Con il centro-sinistra segue una fase più "tranquilla" in cui, in mancanza di forti e generali lotte, polizia e carabinieri possono controllare la piazza senza uccidere. Dal ’68 si riapre, più profonda della precedente, la conflittualità sociale, ed ecco aprirsi puntuale il secondo tempo della repressione democratica con gli assassini di Avola sul finire del ’68 e di Battipaglia all’inizio del ’69. Ricompare anche la strategia dell’affiancamento degli assalti fascisti contro lavoratori, studenti, sedi, ecc. fino alla vera e propria strategia della tensione (manovrata, al fondo, dallo stato) da Piazza Fontana in poi (con la costruzione di falsi colpevoli, come l’anarchico Pinelli torturato e "suicidato" alla questura di Milano alla presenza del commissario Calabresi). La violenza extra-statale ben si inserisce nei gangli dello stato, foraggiandosi dalle sue casse e dai suoi depositi, coadiuvando (non, attenzione, sostituendo) con l’intimidazione (impunita) la repressione contro la crescente ondata di lotte. Una divisione del lavoro già vista negli anni Venti, con la differenza che stavolta non è stato necessario superare il "quadro democratico"? Dal ’68 al ‘77: 26 manifestanti uccisi, e poi cariche e pestaggi in piazza, sgomberi violentissimi (come alla Casa dello studente di Roma il 2 febbraio ’71), persecuzioni poliziesche e giudiziarie. Seguono poi le operazioni "anti-terrorismo": 68 caduti sotto il fuoco delle forze di repressione, secoli di carcere comminati (più di duecento i prigionieri politici a tutt’oggi), generale incrudimento della legislazione repressiva dalla Legge Reale in poi (con l’ampliamento a tutto campo della "licenza d’uccidere" che ha fatto decine e decine di morti ammazzati da carabinieri e polizia).

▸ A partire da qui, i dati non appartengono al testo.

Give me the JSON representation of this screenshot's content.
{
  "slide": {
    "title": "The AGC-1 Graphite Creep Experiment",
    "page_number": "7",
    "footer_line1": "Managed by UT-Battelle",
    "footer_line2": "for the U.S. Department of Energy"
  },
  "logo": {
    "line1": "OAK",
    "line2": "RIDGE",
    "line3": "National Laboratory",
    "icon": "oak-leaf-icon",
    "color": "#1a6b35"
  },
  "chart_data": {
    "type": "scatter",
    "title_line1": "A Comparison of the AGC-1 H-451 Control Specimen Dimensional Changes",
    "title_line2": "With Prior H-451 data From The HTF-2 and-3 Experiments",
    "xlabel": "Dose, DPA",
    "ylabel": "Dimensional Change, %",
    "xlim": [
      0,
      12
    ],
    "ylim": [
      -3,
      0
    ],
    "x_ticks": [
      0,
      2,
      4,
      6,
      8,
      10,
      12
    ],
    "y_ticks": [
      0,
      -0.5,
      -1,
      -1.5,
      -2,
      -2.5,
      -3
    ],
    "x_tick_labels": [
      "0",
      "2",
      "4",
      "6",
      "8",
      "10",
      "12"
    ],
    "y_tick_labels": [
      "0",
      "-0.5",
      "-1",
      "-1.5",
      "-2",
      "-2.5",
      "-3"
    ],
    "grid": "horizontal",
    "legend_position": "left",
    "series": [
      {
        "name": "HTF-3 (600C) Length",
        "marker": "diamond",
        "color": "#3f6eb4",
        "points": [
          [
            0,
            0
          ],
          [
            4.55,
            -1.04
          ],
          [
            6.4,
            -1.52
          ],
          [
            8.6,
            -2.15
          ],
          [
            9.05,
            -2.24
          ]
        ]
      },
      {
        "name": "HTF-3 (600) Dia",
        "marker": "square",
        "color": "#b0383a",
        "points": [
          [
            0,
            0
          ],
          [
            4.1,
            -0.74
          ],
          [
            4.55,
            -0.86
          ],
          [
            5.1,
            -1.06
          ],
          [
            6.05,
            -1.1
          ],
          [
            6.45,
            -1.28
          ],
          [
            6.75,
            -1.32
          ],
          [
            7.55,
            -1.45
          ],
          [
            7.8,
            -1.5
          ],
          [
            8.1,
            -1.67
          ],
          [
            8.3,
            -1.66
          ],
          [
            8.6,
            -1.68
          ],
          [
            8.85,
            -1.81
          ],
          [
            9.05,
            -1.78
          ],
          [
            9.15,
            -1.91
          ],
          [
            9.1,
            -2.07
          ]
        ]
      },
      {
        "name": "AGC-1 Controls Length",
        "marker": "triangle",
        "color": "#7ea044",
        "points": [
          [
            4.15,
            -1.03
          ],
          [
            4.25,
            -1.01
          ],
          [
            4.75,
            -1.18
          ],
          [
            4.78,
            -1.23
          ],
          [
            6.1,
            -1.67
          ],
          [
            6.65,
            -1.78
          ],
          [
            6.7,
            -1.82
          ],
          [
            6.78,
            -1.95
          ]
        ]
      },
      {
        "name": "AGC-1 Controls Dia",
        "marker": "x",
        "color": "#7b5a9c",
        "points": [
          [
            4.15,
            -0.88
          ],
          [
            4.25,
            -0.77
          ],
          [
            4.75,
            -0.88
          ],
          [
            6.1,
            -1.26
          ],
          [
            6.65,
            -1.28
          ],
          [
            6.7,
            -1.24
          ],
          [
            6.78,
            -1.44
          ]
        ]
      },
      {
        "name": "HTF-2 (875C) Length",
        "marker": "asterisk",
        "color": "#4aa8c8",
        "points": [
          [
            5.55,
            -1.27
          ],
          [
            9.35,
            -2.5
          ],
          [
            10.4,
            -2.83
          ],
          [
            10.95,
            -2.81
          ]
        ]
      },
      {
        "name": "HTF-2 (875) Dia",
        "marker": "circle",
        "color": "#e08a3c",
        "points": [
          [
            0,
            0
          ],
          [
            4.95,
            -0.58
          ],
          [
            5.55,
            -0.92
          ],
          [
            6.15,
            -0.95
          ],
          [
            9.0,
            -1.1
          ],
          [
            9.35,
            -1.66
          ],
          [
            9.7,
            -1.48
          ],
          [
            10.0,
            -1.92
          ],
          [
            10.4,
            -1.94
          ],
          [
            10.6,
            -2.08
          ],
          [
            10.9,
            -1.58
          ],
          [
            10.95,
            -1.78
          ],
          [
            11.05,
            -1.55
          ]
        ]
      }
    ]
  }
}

Potremmo continuare, ma tanto basta -e abbiamo ricordato solo i casi più eclatanti- per smentire la favoletta di cui sopra. Sempre che si voglia iniziare a pensare sul serio come rispondere alla repressione che la democrazia del capitale, e non altri, scaglia inevitabilmente contro ogni vero movimento di lotta.

(Per i dati fino al ’77: A.D’Orsi, La polizia, Milano ’72 e G. Viola, La repressione, Stampa Alternativa).